Community health workers and data privacy

This is an interesting open access article that brings together two of my pet interests: community health workers and data privacy.

Mobile Health Systems for Community-Based Primary Care: Identifying Controls and Mitigating Privacy Threats

On one hand these type of mHealth platforms allow data collection that’s meaningful to people, as well as services and systems. In developing country contexts this has often never been collected before except through specific population health surveys.

On the other hand, lots of health systems and major philanthropic funders are talking about using this data for linkage and data mining. They’re also talking about developing algorithms to guide care and risk stratification. Again, this is mostly being done with a focus on care in developing countries, but also developed ones too.

I’m ambivalent about this. The potential to actually capture data and to harmonise/minimise variation in care could be quite profound and far-reaching.

I just don’t trust algorithms though, largely because they reproduce our biases. I’m worried that investment might be in device-driven care rather than developing local workforces.

Primary health care provider–focused interventions for improving outcomes for people with type 2 diabetes

In brief

The greatest opportunities to enhance diabetes care in the Australian primary health care setting seem to be:

  1. delivering culturally tailored programs involving community health workers (a strong interest of mine)
  2. incorporating diabetes decision support into practice software.

About the paper

Colleagues at the Centre for Primary Health Care and Equity and I did a rapid review on what works to improve outcomes for people with Type 2 diabetes in primary health care , which is available now.

We identified (1) computerised decision support, (2) feedback and benchmarking on diabetes care quality, (3) culturally tailored programs (usually delivered by community health workers), and (4) enhanced practice nurse involvement in diabetes care as interventions that had a positive impact across several outcome measures. These outcomes included:

  • clinical outcomes (blood pressure, and body mass index, or weight)
  • biochemical outcomes (glycosylated haemoglobin [HbA1c], lipid profile, or renal function)
  • psychological outcomes (anxiety, depression, diabetes-related distress, perceived seriousness and vulnerability, self-efficacy, or self-care)
  • health-related quality of life measures from participant self-report.

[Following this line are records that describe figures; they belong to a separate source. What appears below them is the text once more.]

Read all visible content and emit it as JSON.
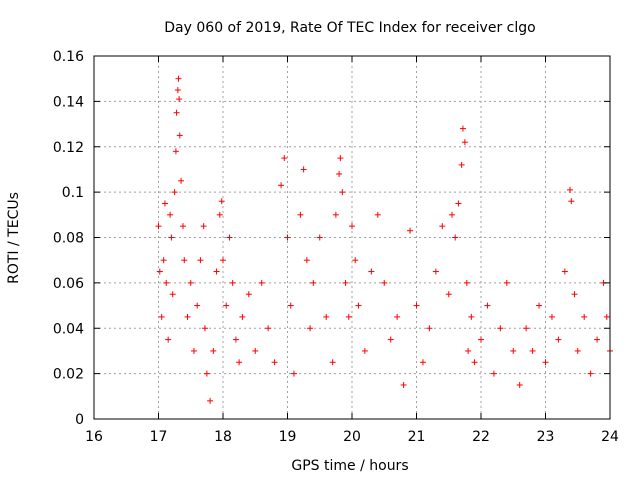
{
  "chart_data": {
    "type": "scatter",
    "title": "Day 060 of 2019, Rate Of TEC Index for receiver clgo",
    "xlabel": "GPS time / hours",
    "ylabel": "ROTI / TECUs",
    "xlim": [
      16,
      24
    ],
    "ylim": [
      0,
      0.16
    ],
    "x_ticks": [
      "16",
      "17",
      "18",
      "19",
      "20",
      "21",
      "22",
      "23",
      "24"
    ],
    "y_ticks": [
      "0",
      "0.02",
      "0.04",
      "0.06",
      "0.08",
      "0.1",
      "0.12",
      "0.14",
      "0.16"
    ],
    "grid": true,
    "marker": "+",
    "color": "#ff0000",
    "series": [
      {
        "name": "ROTI",
        "points": [
          [
            17.0,
            0.085
          ],
          [
            17.02,
            0.065
          ],
          [
            17.05,
            0.045
          ],
          [
            17.08,
            0.07
          ],
          [
            17.1,
            0.095
          ],
          [
            17.12,
            0.06
          ],
          [
            17.15,
            0.035
          ],
          [
            17.18,
            0.09
          ],
          [
            17.2,
            0.08
          ],
          [
            17.22,
            0.055
          ],
          [
            17.25,
            0.1
          ],
          [
            17.27,
            0.118
          ],
          [
            17.28,
            0.135
          ],
          [
            17.3,
            0.145
          ],
          [
            17.31,
            0.15
          ],
          [
            17.32,
            0.141
          ],
          [
            17.33,
            0.125
          ],
          [
            17.35,
            0.105
          ],
          [
            17.38,
            0.085
          ],
          [
            17.4,
            0.07
          ],
          [
            17.45,
            0.045
          ],
          [
            17.5,
            0.06
          ],
          [
            17.55,
            0.03
          ],
          [
            17.6,
            0.05
          ],
          [
            17.65,
            0.07
          ],
          [
            17.7,
            0.085
          ],
          [
            17.72,
            0.04
          ],
          [
            17.75,
            0.02
          ],
          [
            17.8,
            0.008
          ],
          [
            17.85,
            0.03
          ],
          [
            17.9,
            0.065
          ],
          [
            17.95,
            0.09
          ],
          [
            17.98,
            0.096
          ],
          [
            18.0,
            0.07
          ],
          [
            18.05,
            0.05
          ],
          [
            18.1,
            0.08
          ],
          [
            18.15,
            0.06
          ],
          [
            18.2,
            0.035
          ],
          [
            18.25,
            0.025
          ],
          [
            18.3,
            0.045
          ],
          [
            18.4,
            0.055
          ],
          [
            18.5,
            0.03
          ],
          [
            18.6,
            0.06
          ],
          [
            18.7,
            0.04
          ],
          [
            18.8,
            0.025
          ],
          [
            18.9,
            0.103
          ],
          [
            18.95,
            0.115
          ],
          [
            19.0,
            0.08
          ],
          [
            19.05,
            0.05
          ],
          [
            19.1,
            0.02
          ],
          [
            19.2,
            0.09
          ],
          [
            19.25,
            0.11
          ],
          [
            19.3,
            0.07
          ],
          [
            19.35,
            0.04
          ],
          [
            19.4,
            0.06
          ],
          [
            19.5,
            0.08
          ],
          [
            19.6,
            0.045
          ],
          [
            19.7,
            0.025
          ],
          [
            19.75,
            0.09
          ],
          [
            19.8,
            0.108
          ],
          [
            19.82,
            0.115
          ],
          [
            19.85,
            0.1
          ],
          [
            19.9,
            0.06
          ],
          [
            19.95,
            0.045
          ],
          [
            20.0,
            0.085
          ],
          [
            20.05,
            0.07
          ],
          [
            20.1,
            0.05
          ],
          [
            20.2,
            0.03
          ],
          [
            20.3,
            0.065
          ],
          [
            20.4,
            0.09
          ],
          [
            20.5,
            0.06
          ],
          [
            20.6,
            0.035
          ],
          [
            20.7,
            0.045
          ],
          [
            20.8,
            0.015
          ],
          [
            20.9,
            0.083
          ],
          [
            21.0,
            0.05
          ],
          [
            21.1,
            0.025
          ],
          [
            21.2,
            0.04
          ],
          [
            21.3,
            0.065
          ],
          [
            21.4,
            0.085
          ],
          [
            21.5,
            0.055
          ],
          [
            21.55,
            0.09
          ],
          [
            21.6,
            0.08
          ],
          [
            21.65,
            0.095
          ],
          [
            21.7,
            0.112
          ],
          [
            21.72,
            0.128
          ],
          [
            21.75,
            0.122
          ],
          [
            21.78,
            0.06
          ],
          [
            21.8,
            0.03
          ],
          [
            21.85,
            0.045
          ],
          [
            21.9,
            0.025
          ],
          [
            22.0,
            0.035
          ],
          [
            22.1,
            0.05
          ],
          [
            22.2,
            0.02
          ],
          [
            22.3,
            0.04
          ],
          [
            22.4,
            0.06
          ],
          [
            22.5,
            0.03
          ],
          [
            22.6,
            0.015
          ],
          [
            22.7,
            0.04
          ],
          [
            22.8,
            0.03
          ],
          [
            22.9,
            0.05
          ],
          [
            23.0,
            0.025
          ],
          [
            23.1,
            0.045
          ],
          [
            23.2,
            0.035
          ],
          [
            23.3,
            0.065
          ],
          [
            23.38,
            0.101
          ],
          [
            23.4,
            0.096
          ],
          [
            23.45,
            0.055
          ],
          [
            23.5,
            0.03
          ],
          [
            23.6,
            0.045
          ],
          [
            23.7,
            0.02
          ],
          [
            23.8,
            0.035
          ],
          [
            23.9,
            0.06
          ],
          [
            23.95,
            0.045
          ],
          [
            24.0,
            0.03
          ]
        ]
      }
    ]
  }
}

The evidence about the use of decision aids (e.g. when to commence statins) was equivocal in terms of their impact on HbA1c, lipid profile and renal function. One high quality integrated care study on a virtual clinic, which brought together nurses, diabetologists and GPs, showed improvements in blood pressure but not renal function. No single intervention improved all the outcome measures that were considered.

References

Faruqi, N. et al. (2019) ‘Primary health care provider–focused interventions for improving outcomes for people with type 2 diabetes: a rapid review’, Public Health Research and Practice, 29(4), p. e29121903. doi: 10.17061/phrp29121903.